Some nights I would meet up with my friend John who also worked an afternoon shift at a steel plant west of the city and we would plan the mountaineering trip that we would take at the end of the summer. We wouldn’t want to wake up anyone at our parents’ houses so we’d just walk the streets, talking, full of plans, too wired to sleep. After the climbing trip John would head to Durham England for junior year abroad, and I would go to Mexico ostensibly to research a book about the volcanoes there.
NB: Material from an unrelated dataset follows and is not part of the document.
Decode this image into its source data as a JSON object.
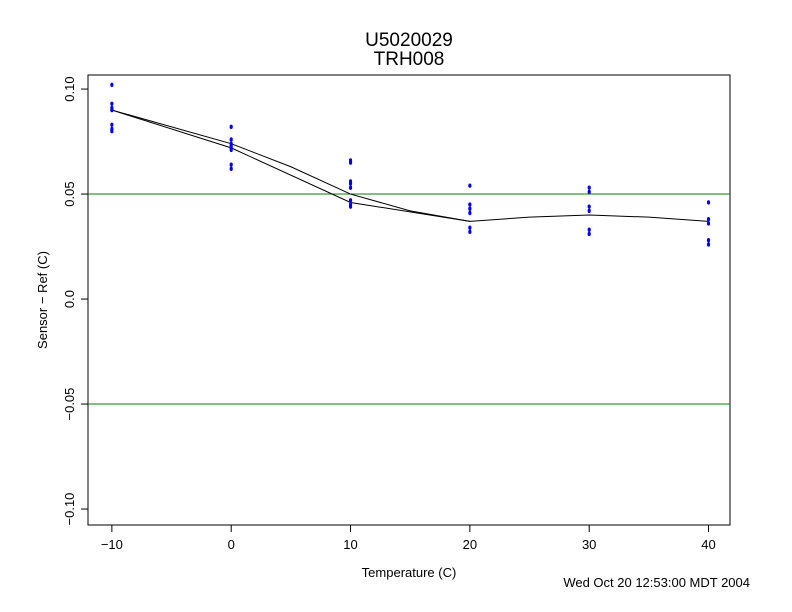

At the end of the summer I left the assembly line for my travels. I felt guilty about quitting. Just about everyone who worked there was working at the best job they could ever hope to have. We were paid very well for the work; all you had to do was sign over your soul. When I returned from Mexico I had enough money left to buy a used car—a 1968 American Motors Javelin. It would be another year before I left Michigan for good–in the Javelin. I think of Dylan’s line “Drove that car as far as we could, abandoned it out west.” More accurately, the Javelin abandoned me first. It was towed to Gunther’s boneyard east of Yelm, Washington and I drove out of there in a 1970 VW Squareback.
Someone once asked me what the part was that I welded. I couldn’t begin to guess. If it had a name, I didn’t know it. Could I, at least, tell what car I was working on? I could. It was a four-door Maverick. Designed as a poor man’s Mustang, but really it was just a cut above Ford’s other bad idea, the Pinto. I haven’t seen one of those Mavericks on the road in decades, but you might find one in some mechanic’s steely boneyard, among the Country Squires and Javelins.